The past financial history of a business is not sufficient in and of itself in order to adequately estimate the true and complete value of a business. This is the case because past financial statements often leave out critical and crucial information that can greatly increase or decrease a company’s value, such as intangible asset value (beneficial contracts, below market operating costs, copyrights, agreements that are both, franchise and proprietary, etc.).
Therefore, when a company is appraised the past financial history of operation is incorporated in order to forecast future gains throughout a much larger and more intricate method of valuation.
The three most popular methods to Business Valuation are as follows:
The Asset Method:
The asset method uses appraisal approaches that entail a thorough and detailed review of the individual assets of the company. Usually in this method, all resources and liabilities are adjusted to a standard of value, like fair market value.
The major weakness of this method is that intangible assets are most often immeasurable. In most cases the asset method is used in conjunction with another method that can help take into consideration all the various resources and items that the asset method might miss or disregard.
The Market Method:
The market method uses businesses that operate in a same or similar industry in order to develop valuation guidelines that can then be used to determine the specific value for the said company.

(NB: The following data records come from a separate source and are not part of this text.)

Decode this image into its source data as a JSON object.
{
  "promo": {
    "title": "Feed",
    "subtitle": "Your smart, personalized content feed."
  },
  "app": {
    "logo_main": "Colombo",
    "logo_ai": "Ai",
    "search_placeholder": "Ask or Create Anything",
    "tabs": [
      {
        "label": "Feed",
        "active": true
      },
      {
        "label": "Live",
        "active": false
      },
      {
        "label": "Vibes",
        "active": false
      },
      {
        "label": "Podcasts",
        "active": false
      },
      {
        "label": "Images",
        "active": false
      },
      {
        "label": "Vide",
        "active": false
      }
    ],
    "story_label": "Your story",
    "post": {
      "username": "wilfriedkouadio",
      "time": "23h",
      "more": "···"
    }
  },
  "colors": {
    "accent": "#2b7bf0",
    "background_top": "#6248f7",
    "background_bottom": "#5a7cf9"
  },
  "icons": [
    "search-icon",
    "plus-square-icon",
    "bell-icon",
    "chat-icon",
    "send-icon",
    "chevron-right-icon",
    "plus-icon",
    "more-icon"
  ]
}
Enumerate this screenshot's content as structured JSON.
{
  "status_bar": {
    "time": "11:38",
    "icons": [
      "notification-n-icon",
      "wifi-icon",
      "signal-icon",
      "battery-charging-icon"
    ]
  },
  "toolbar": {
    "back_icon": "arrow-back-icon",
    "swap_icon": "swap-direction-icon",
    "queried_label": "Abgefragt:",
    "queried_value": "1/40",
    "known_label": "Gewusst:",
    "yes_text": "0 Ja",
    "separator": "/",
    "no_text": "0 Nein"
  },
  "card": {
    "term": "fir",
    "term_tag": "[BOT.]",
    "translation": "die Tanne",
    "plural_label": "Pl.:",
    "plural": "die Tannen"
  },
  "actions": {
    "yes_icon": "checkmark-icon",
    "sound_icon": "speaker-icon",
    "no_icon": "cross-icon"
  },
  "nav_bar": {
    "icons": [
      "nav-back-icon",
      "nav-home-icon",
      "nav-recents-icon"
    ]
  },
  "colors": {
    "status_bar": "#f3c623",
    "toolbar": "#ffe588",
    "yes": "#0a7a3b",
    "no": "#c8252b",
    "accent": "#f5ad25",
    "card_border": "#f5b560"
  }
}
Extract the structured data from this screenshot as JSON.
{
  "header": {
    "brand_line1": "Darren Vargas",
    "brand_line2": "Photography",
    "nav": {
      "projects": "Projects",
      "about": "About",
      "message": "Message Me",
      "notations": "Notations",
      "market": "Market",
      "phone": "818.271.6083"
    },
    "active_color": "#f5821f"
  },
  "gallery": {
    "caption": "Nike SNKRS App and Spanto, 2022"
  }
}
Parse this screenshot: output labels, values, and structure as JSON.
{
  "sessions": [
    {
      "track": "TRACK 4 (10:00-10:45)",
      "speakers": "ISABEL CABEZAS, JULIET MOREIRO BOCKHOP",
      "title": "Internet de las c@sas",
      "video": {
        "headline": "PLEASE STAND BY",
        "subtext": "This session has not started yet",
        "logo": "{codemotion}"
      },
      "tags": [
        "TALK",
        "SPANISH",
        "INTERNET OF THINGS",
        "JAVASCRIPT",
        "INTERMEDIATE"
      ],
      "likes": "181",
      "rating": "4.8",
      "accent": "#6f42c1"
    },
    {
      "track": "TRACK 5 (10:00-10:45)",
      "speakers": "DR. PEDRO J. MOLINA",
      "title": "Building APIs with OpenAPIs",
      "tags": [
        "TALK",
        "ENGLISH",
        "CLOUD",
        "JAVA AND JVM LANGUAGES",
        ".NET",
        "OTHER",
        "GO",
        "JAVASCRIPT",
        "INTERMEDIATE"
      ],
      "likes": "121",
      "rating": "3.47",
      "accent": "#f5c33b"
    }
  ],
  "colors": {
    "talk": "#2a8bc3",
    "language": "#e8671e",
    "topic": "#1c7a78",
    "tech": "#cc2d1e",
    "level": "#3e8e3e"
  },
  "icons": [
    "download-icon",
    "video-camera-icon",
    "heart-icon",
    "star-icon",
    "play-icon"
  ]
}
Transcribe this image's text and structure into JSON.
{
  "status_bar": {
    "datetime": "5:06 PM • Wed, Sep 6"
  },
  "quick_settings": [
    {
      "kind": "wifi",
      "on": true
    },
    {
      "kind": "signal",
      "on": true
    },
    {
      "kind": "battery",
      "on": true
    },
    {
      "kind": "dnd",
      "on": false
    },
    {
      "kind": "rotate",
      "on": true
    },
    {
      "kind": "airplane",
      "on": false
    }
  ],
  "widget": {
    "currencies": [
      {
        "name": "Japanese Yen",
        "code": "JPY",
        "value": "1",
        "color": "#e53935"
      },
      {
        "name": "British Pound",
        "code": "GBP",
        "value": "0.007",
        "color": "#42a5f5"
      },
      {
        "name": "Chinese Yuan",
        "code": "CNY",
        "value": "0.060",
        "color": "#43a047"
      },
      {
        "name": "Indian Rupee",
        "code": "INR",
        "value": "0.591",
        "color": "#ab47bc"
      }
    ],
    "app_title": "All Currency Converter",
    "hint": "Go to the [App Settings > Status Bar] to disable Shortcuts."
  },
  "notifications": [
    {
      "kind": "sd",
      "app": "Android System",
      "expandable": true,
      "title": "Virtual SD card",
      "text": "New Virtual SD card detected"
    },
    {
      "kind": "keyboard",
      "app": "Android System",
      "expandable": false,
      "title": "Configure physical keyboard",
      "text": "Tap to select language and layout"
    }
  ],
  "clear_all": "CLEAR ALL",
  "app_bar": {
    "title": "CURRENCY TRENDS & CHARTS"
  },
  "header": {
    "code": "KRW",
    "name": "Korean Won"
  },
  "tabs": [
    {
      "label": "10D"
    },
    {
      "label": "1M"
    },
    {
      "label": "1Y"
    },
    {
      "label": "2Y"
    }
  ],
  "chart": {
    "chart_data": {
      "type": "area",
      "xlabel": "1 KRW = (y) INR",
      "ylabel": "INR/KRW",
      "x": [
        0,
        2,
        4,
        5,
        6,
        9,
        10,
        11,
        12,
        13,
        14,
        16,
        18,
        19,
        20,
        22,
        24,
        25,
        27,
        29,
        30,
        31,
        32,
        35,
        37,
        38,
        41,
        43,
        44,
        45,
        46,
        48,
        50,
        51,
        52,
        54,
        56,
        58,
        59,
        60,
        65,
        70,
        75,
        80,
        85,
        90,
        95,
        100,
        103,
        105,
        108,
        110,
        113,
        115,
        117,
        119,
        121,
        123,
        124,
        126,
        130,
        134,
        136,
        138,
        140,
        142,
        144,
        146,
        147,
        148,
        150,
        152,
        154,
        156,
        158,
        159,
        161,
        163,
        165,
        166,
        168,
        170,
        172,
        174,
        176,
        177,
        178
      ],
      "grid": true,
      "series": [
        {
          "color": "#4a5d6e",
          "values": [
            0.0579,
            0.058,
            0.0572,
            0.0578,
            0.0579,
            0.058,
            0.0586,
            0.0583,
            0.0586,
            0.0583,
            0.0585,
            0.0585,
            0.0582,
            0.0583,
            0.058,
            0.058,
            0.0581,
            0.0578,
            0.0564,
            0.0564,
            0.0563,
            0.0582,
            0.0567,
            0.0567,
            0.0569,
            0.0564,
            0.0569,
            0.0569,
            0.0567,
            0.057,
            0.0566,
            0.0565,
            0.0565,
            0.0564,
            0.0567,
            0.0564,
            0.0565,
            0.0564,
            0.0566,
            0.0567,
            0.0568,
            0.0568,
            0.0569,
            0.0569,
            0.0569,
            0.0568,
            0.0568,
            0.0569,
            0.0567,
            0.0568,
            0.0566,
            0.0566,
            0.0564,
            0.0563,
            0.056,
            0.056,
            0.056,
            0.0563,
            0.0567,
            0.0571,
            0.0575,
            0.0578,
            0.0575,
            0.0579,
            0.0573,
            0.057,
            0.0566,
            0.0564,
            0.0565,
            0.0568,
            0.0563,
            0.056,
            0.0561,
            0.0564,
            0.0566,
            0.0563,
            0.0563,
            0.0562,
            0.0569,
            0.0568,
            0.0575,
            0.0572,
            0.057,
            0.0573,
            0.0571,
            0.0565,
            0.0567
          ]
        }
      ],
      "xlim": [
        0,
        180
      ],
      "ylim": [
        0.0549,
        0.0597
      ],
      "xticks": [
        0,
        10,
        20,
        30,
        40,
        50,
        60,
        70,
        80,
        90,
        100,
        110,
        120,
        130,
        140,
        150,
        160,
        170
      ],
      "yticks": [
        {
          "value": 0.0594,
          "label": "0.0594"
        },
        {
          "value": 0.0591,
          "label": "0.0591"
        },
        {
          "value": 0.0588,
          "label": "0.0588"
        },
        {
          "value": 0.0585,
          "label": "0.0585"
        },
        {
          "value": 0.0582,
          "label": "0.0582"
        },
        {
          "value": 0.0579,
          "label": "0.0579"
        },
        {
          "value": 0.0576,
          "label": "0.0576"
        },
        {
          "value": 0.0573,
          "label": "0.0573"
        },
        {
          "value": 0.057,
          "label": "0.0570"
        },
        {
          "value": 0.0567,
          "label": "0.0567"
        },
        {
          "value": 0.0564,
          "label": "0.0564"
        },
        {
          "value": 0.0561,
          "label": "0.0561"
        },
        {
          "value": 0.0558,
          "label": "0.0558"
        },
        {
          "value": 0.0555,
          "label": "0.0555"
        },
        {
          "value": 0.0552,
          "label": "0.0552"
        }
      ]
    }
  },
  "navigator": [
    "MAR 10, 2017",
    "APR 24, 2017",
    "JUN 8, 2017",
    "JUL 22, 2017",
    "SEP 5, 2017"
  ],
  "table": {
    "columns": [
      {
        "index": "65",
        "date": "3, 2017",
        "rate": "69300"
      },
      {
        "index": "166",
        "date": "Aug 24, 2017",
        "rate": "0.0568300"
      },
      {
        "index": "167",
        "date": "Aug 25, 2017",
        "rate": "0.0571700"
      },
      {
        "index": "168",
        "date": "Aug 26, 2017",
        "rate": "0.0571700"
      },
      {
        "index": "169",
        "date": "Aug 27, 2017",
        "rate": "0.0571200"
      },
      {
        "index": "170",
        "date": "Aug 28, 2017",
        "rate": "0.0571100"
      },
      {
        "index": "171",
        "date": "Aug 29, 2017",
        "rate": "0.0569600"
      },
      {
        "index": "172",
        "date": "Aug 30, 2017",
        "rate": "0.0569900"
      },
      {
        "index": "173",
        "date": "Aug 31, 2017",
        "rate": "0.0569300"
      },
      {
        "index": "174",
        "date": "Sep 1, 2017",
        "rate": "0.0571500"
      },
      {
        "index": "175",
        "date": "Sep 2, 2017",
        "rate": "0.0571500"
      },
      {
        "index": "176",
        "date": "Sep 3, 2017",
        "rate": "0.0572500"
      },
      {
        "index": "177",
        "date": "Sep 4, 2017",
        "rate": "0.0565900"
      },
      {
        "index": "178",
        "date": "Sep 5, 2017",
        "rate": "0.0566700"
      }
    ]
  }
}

Several approaches are often taken under the umbrella of the market method, such as private company sales values, public companies price of stock at the specific time of valuation for similar companies in the public sphere.
The Earnings Method:
The earnings method functions as a combination of two other possible approaches: actual income approach and a discounted income approach. These two approaches are not concern with one another as each have different interests regarding business valuation.
The future earnings and overall income of the company is the differing aspect of each approach. Therefore, all earnings are counterbalanced by all possible risks present in the company’s operation.
As is noticeable, some approaches exist primarily to give a fast, fairly common value estimation of a business. Often these methods are commonly called rules of thumb.
Rules of thumb usually provide a variety of values—often a wide array of potential estimations. Because of this, rules of thumb should only be utilized as a check against another method instead of a method of appraisal in and of itself.